Spin lattice relaxation is the simplest type of βNMR measurement. The usual approach is to implant a pulse of hyperpolarized nuclei and monitor the time-resolved β-decay asymmetry, yielding the ensemble average spin-lattice relaxation. In the simplest case, the asymmetry decays exponentially with a characteristic time constant T
1, but this ideal is rarely obtained in practice. In most data, the relaxation is more complicated. This can be the result of multiple crystallographic sites for the implanted probe each having a distinct T
1. The sample may also be inhomogeneous due to: impurities or defects (including interfaces that are particularly important for thin films), intrinsic phase separation, or, if it is a glass. There may also be a background signal from probe ions that stop outside the sample. The general approach to this problem has been the ad hoc development of an appropriate relaxation model that avoids overparametrization.

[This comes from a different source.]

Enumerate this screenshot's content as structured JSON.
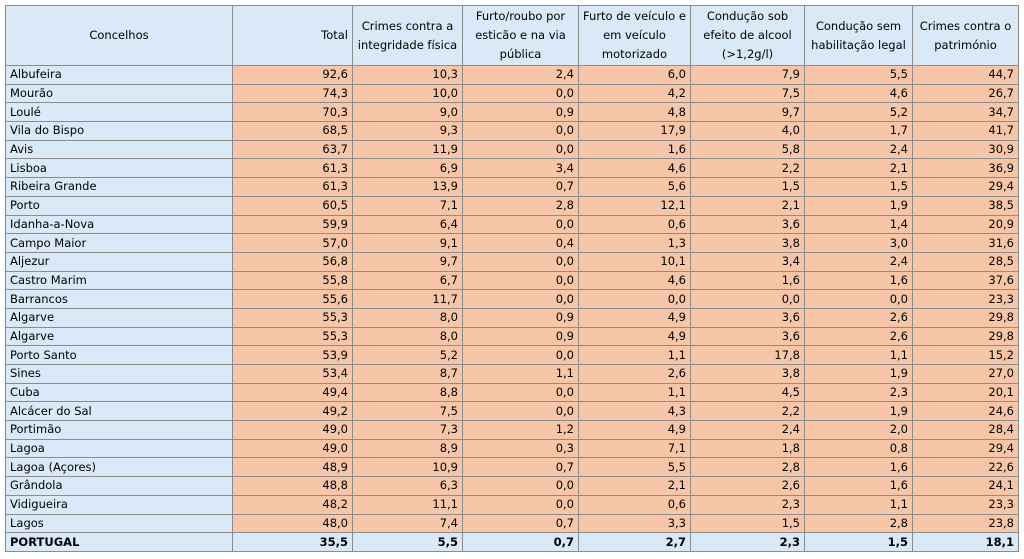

Given the prevalence of more complicated relaxation, it is crucial to develop a systematic approach to relaxation modelling. The decomposition of a relaxing signal into exponentials is, however, a mathematically ill-posed problem[1]. This feature is intrinsic and unavoidable, but there are a number of methods to accommodate it for noisy real-world data, including nuclear spin relaxation[2, 3, 4].
Here we demonstrate one of the best and most commonly used methods, Tikhonov regularization for the inverse Laplace transform, implemented for the particular features of βNMR relaxation data, most importantly the strong time dependence of the statistical uncertainty stemming from the radioactive lifetime of the probe.